After SMSU President Dr. Connie Gores gave opening remarks to kick-off the conference, SMSU alumnus Wokil Bam gave a keynote address called Active Learning — making the most of a college experience through research.
“It went really well,” Cottonwood native Garrett Wee said. “It was great seeing everyone come out and stuff.”
While it can be a learning experience for visitors, the one-day conference also serves as a celebration of the students’ intellectual achievements.
“It was fun just seeing the project develop from start to finish,” Wee said. “When you’re presented with it, you have all this stuff you have to do and prepare for and you’re like, ‘Where do I begin?’ It was awesome just being able to present and have it all just flow together.
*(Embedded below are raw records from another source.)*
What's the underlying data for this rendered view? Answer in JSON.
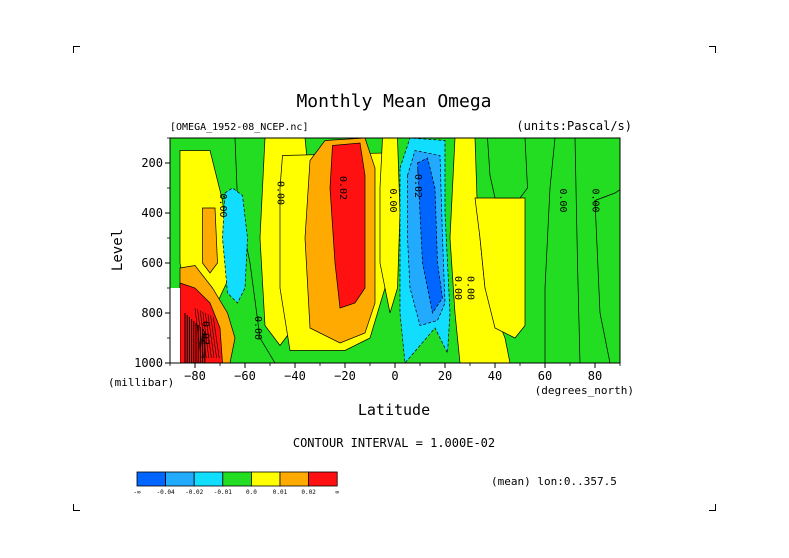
{
  "chart_data": {
    "type": "contour",
    "title": "Monthly Mean Omega",
    "file_label": "[OMEGA_1952-08_NCEP.nc]",
    "units_label": "(units:Pascal/s)",
    "ylabel": "Level",
    "ylabel_units": "(millibar)",
    "xlabel": "Latitude",
    "xlabel_units": "(degrees_north)",
    "xlim": [
      -90,
      90
    ],
    "ylim": [
      1000,
      100
    ],
    "x_ticks": [
      -80,
      -60,
      -40,
      -20,
      0,
      20,
      40,
      60,
      80
    ],
    "y_ticks": [
      200,
      400,
      600,
      800,
      1000
    ],
    "contour_interval_text": "CONTOUR INTERVAL = 1.000E-02",
    "mean_text": "(mean) lon:0..357.5",
    "colorbar": {
      "labels": [
        "-∞",
        "-0.04",
        "-0.02",
        "-0.01",
        "0.0",
        "0.01",
        "0.02",
        "∞"
      ],
      "colors": [
        "#0066ff",
        "#22aaff",
        "#11ddff",
        "#22dd22",
        "#ffff00",
        "#ffaa00",
        "#ff1111"
      ]
    },
    "regions": [
      {
        "level": "green",
        "poly": [
          [
            -91,
            100
          ],
          [
            -64,
            100
          ],
          [
            -63,
            350
          ],
          [
            -58,
            600
          ],
          [
            -54,
            900
          ],
          [
            -48,
            1000
          ],
          [
            -91,
            1000
          ]
        ]
      },
      {
        "level": "yellow",
        "poly": [
          [
            -86,
            150
          ],
          [
            -74,
            150
          ],
          [
            -69,
            350
          ],
          [
            -66,
            650
          ],
          [
            -73,
            800
          ],
          [
            -82,
            800
          ],
          [
            -86,
            600
          ]
        ]
      },
      {
        "level": "orange",
        "poly": [
          [
            -77,
            380
          ],
          [
            -72,
            380
          ],
          [
            -71,
            600
          ],
          [
            -74,
            640
          ],
          [
            -77,
            600
          ]
        ]
      },
      {
        "level": "cyan",
        "poly": [
          [
            -68,
            320
          ],
          [
            -65,
            300
          ],
          [
            -61,
            330
          ],
          [
            -59,
            500
          ],
          [
            -60,
            700
          ],
          [
            -63,
            760
          ],
          [
            -67,
            720
          ],
          [
            -69,
            500
          ]
        ]
      },
      {
        "level": "orange",
        "poly": [
          [
            -86,
            620
          ],
          [
            -80,
            610
          ],
          [
            -73,
            700
          ],
          [
            -67,
            800
          ],
          [
            -64,
            900
          ],
          [
            -66,
            1000
          ],
          [
            -86,
            1000
          ]
        ]
      },
      {
        "level": "red",
        "poly": [
          [
            -86,
            680
          ],
          [
            -80,
            700
          ],
          [
            -74,
            760
          ],
          [
            -70,
            860
          ],
          [
            -69,
            1000
          ],
          [
            -86,
            1000
          ]
        ]
      },
      {
        "level": "yellow",
        "poly": [
          [
            -52,
            100
          ],
          [
            -36,
            100
          ],
          [
            -34,
            300
          ],
          [
            -38,
            600
          ],
          [
            -40,
            850
          ],
          [
            -46,
            930
          ],
          [
            -52,
            850
          ],
          [
            -54,
            500
          ]
        ]
      },
      {
        "level": "yellow",
        "poly": [
          [
            -45,
            170
          ],
          [
            -4,
            160
          ],
          [
            -2,
            300
          ],
          [
            -4,
            700
          ],
          [
            -10,
            900
          ],
          [
            -20,
            950
          ],
          [
            -42,
            950
          ],
          [
            -46,
            700
          ],
          [
            -46,
            300
          ]
        ]
      },
      {
        "level": "orange",
        "poly": [
          [
            -34,
            190
          ],
          [
            -28,
            110
          ],
          [
            -12,
            100
          ],
          [
            -8,
            220
          ],
          [
            -8,
            760
          ],
          [
            -12,
            880
          ],
          [
            -22,
            920
          ],
          [
            -34,
            860
          ],
          [
            -36,
            500
          ]
        ]
      },
      {
        "level": "red",
        "poly": [
          [
            -25,
            130
          ],
          [
            -14,
            120
          ],
          [
            -12,
            250
          ],
          [
            -12,
            700
          ],
          [
            -16,
            760
          ],
          [
            -22,
            780
          ],
          [
            -24,
            600
          ],
          [
            -26,
            300
          ]
        ]
      },
      {
        "level": "yellow",
        "poly": [
          [
            -5,
            100
          ],
          [
            1,
            100
          ],
          [
            2,
            400
          ],
          [
            1,
            700
          ],
          [
            -2,
            800
          ],
          [
            -6,
            600
          ],
          [
            -6,
            300
          ]
        ]
      },
      {
        "level": "cyan",
        "poly": [
          [
            2,
            220
          ],
          [
            6,
            100
          ],
          [
            20,
            110
          ],
          [
            20,
            400
          ],
          [
            22,
            800
          ],
          [
            21,
            960
          ],
          [
            16,
            860
          ],
          [
            10,
            930
          ],
          [
            4,
            1000
          ],
          [
            2,
            800
          ]
        ]
      },
      {
        "level": "blue2",
        "poly": [
          [
            5,
            250
          ],
          [
            8,
            150
          ],
          [
            18,
            170
          ],
          [
            19,
            500
          ],
          [
            20,
            760
          ],
          [
            17,
            830
          ],
          [
            10,
            850
          ],
          [
            6,
            700
          ],
          [
            5,
            500
          ]
        ]
      },
      {
        "level": "blue1",
        "poly": [
          [
            9,
            200
          ],
          [
            13,
            180
          ],
          [
            16,
            300
          ],
          [
            17,
            600
          ],
          [
            19,
            740
          ],
          [
            15,
            800
          ],
          [
            11,
            600
          ],
          [
            10,
            400
          ]
        ]
      },
      {
        "level": "yellow",
        "poly": [
          [
            24,
            100
          ],
          [
            32,
            100
          ],
          [
            33,
            400
          ],
          [
            36,
            700
          ],
          [
            44,
            900
          ],
          [
            46,
            1000
          ],
          [
            26,
            1000
          ],
          [
            24,
            800
          ],
          [
            22,
            500
          ]
        ]
      },
      {
        "level": "yellow",
        "poly": [
          [
            32,
            340
          ],
          [
            52,
            340
          ],
          [
            52,
            850
          ],
          [
            48,
            900
          ],
          [
            40,
            860
          ],
          [
            36,
            700
          ],
          [
            34,
            500
          ]
        ]
      },
      {
        "level": "green",
        "poly": [
          [
            37,
            100
          ],
          [
            52,
            100
          ],
          [
            53,
            300
          ],
          [
            50,
            340
          ],
          [
            40,
            340
          ],
          [
            38,
            250
          ]
        ]
      },
      {
        "level": "green",
        "poly": [
          [
            64,
            100
          ],
          [
            72,
            100
          ],
          [
            73,
            600
          ],
          [
            74,
            1000
          ],
          [
            60,
            1000
          ],
          [
            60,
            700
          ],
          [
            62,
            300
          ]
        ]
      },
      {
        "level": "green",
        "poly": [
          [
            80,
            350
          ],
          [
            88,
            320
          ],
          [
            91,
            300
          ],
          [
            91,
            1000
          ],
          [
            86,
            1000
          ],
          [
            82,
            800
          ]
        ]
      }
    ],
    "contour_labels": [
      {
        "x": -70,
        "y": 370,
        "text": "0.00"
      },
      {
        "x": -47,
        "y": 320,
        "text": "0.00"
      },
      {
        "x": -22,
        "y": 300,
        "text": "0.02"
      },
      {
        "x": -2,
        "y": 350,
        "text": "0.00"
      },
      {
        "x": 8,
        "y": 280,
        "text": "-0.02"
      },
      {
        "x": 24,
        "y": 700,
        "text": "0.00"
      },
      {
        "x": 29,
        "y": 700,
        "text": "0.00"
      },
      {
        "x": -56,
        "y": 860,
        "text": "0.00"
      },
      {
        "x": -77,
        "y": 880,
        "text": "0.02"
      },
      {
        "x": 66,
        "y": 350,
        "text": "0.00"
      },
      {
        "x": 79,
        "y": 350,
        "text": "0.00"
      }
    ]
  }
}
It was relieving, to say the least.”
Wee, who was among those who gave an oral presentation in the upper level conference room, said his intent was to do a bird survey of some kind in the natural area, but that a tidbit from Deaver helped pinpoint a more specific research project.
“I talked to Dr. Deaver and she’s like, ‘Well, there was a previous bird study conducted in 1981,'” he said. “She’s like, ‘How neat would be it be to compare the two studies?'”
The early 1980s study took place shortly after the SMSU nature area was created. Wee’s results showed that more than 2,500 birds were identified — 100 species of birds from 44 families — compared to 41 species from 24 families in the previous study.
“It was fun, actually, just going back and seeing how it’s changed,” Wee said. “You’re out there doing what you love, so it’s fun. It made the project that much more enjoyable.”
Under the leadership of English Professor Marianne Zarzana, three senior creative writing students shared their senior portfolio readings with audience members. Zarzana thanked Brittni Branch, Kaleigh Farrelly and Alexandra Krohn for their “hard work, courage and dedication” to the craft of writing. She also thanked other faculty members for their contributions.
“It’s an honor to serve with such outstanding professors,” Zarzana said.
Thirty-four faculty advisers helped guide the undergraduate students through this year’s research process. Like others who attended throughout the day, many of the professors seemed to enjoy walking around from poster to poster and to different sessions all over campus.
“This is one of the coolest things,” SMSU English Professor Lisa Lucas Hurst said. “It’s a neat event.”